Keira trat einen Schritt zur Seite und beobachtete, wie der junge Mann mit einem Dietrich und Draht begann die Tür zu knacken. Einige Male hörte man das kratzen von Metall und dann ein Klacken. Keira bekam eine Gänsehaut. Ob es die kalte Nachtluft war oder die Realisation, dass diesen Mann nichts aufhalten konnte, war unwichtig. Alles was nun zählte war, was gleich in dieser Wohnung passieren würde. Der Mord, der gleich passieren würde.
Thiago machte die Tür ein Stück weit auf und schien darauf zu warten, dass sie vorging, also tat sie das. "Vierter Stock" hauchte er, als Keira sich zur Treppe drehte. Kaum merklich nickt sie, bevor sie dann mit vorsichtigen die Treppe hinauf lief. Sie wollte nicht riskieren, dass man ihre Schritte im ganzen Haus hörte und Thiago schien es ihr gleichzutun. Jedoch achtete sie nicht auf das Geräusch seiner Schritte, denn sie spürte seinen Blick in ihren Rücken. Nun ja, besser gesagt auf ihrem Hintern. Er starrte ihr frech auf den Po und auch, als sie einen warnenden Blick über die Schulter warf, hörte er nicht auf. Ekel kroch in ihr hoch. Sie musste das ertragen. Sie konnte sich nicht wehren dagegen und musste es stumm ertragen. Garantiert genoss er das noch mehr. Arsch.

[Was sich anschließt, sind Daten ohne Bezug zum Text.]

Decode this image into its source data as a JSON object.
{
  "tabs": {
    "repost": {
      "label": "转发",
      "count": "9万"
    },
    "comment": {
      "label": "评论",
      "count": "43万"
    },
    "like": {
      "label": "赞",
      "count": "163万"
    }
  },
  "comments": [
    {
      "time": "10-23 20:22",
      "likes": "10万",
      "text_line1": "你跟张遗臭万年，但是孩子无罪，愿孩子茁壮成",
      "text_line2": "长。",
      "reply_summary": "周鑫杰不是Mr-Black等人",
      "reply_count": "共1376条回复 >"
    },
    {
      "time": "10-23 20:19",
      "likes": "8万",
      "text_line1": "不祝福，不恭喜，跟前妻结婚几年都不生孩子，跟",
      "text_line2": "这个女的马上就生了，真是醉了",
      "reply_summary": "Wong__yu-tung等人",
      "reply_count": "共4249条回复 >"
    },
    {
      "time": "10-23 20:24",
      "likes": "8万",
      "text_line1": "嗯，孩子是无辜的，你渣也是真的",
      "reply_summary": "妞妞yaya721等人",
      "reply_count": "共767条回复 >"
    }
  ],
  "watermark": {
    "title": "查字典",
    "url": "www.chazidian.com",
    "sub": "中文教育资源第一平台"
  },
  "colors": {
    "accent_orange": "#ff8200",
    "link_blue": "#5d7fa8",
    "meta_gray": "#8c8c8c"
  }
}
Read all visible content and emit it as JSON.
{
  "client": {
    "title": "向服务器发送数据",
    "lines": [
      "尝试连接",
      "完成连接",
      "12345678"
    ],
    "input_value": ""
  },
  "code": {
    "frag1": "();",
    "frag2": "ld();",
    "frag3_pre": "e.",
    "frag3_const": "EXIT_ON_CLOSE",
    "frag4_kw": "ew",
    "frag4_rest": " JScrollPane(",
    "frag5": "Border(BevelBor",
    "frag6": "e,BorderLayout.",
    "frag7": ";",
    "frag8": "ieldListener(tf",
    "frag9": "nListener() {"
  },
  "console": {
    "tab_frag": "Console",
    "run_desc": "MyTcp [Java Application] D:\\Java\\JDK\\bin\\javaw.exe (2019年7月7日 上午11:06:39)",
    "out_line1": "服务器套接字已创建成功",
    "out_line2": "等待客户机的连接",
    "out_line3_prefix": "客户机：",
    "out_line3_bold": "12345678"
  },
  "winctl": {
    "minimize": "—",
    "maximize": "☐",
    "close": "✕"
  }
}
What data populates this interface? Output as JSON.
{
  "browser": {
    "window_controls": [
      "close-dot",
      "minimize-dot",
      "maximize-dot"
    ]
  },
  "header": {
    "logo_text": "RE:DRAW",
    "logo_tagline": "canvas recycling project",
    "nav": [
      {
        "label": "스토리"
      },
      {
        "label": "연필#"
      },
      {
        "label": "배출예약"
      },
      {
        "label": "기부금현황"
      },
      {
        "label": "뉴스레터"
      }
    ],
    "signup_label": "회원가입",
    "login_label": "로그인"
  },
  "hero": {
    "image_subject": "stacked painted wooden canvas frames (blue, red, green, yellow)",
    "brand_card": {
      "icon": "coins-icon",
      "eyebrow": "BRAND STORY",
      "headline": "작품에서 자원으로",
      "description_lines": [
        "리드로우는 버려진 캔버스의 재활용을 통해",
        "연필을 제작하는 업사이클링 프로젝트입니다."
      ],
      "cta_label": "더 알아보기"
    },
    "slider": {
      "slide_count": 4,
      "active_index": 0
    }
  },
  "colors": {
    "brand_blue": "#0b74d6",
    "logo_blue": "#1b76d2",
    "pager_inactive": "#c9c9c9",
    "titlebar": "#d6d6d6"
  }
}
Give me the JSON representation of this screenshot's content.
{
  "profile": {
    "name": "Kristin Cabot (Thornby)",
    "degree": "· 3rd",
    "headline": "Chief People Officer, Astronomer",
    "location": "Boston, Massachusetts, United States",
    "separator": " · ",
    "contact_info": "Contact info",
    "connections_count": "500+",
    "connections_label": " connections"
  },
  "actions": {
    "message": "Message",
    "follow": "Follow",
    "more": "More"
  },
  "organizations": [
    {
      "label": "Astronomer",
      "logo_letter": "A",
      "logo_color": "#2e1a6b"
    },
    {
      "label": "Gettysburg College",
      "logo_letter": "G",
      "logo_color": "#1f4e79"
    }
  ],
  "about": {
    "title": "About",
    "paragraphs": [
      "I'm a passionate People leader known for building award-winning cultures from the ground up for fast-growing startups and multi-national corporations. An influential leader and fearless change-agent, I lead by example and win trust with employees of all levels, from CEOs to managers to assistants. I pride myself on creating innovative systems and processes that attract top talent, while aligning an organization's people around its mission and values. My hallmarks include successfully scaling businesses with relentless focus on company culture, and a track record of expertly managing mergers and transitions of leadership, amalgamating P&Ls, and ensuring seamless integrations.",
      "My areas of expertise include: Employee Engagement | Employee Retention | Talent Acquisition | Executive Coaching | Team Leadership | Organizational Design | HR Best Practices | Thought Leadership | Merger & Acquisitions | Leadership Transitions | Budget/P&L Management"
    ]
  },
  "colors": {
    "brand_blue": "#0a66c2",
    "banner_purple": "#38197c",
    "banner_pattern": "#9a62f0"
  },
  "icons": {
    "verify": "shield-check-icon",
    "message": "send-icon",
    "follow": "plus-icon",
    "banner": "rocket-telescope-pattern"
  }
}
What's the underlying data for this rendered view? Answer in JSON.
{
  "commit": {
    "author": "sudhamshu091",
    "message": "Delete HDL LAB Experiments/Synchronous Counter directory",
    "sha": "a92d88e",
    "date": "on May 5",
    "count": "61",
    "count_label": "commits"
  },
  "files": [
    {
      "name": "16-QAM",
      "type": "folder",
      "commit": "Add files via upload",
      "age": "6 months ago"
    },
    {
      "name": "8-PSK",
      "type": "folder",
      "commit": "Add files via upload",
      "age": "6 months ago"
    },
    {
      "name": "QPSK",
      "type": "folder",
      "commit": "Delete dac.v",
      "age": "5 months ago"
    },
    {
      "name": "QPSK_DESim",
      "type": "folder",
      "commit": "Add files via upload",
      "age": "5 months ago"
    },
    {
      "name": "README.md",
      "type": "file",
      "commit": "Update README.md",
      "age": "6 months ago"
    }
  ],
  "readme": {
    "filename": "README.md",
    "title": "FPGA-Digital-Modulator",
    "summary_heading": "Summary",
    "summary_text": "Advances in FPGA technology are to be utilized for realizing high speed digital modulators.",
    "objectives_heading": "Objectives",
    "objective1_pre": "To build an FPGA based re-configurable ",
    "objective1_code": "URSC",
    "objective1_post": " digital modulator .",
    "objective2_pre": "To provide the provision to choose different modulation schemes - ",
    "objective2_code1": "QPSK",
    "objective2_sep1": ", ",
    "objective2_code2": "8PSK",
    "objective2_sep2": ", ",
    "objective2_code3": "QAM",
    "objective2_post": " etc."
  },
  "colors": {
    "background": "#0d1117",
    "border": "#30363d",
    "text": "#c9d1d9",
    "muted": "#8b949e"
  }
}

Dann endlich waren sie im vierten Stock angekommen. Der Flur war genauso grau und düster, wie die Stimmung, die jegliche Geräusche einfach zu verschlucken schien. Es war eine braune Holztür zu sehen, welche scheinbar zu Neils Wohnung führte. Die Wohnung, in der heute Nacht ein weiterer Mord geschehen würde. Ob die Polizei wohl bald merken würde, dass alle Opfer auf die selbe High-School gegangen waren? Dann würden sie sicher auch von dem Mobbing und Keiras Verbindung zu ihnen erfahren. Wie wollte Thiago das verhindern? Was war sein Plan? Wie lange sollte das noch so gehen?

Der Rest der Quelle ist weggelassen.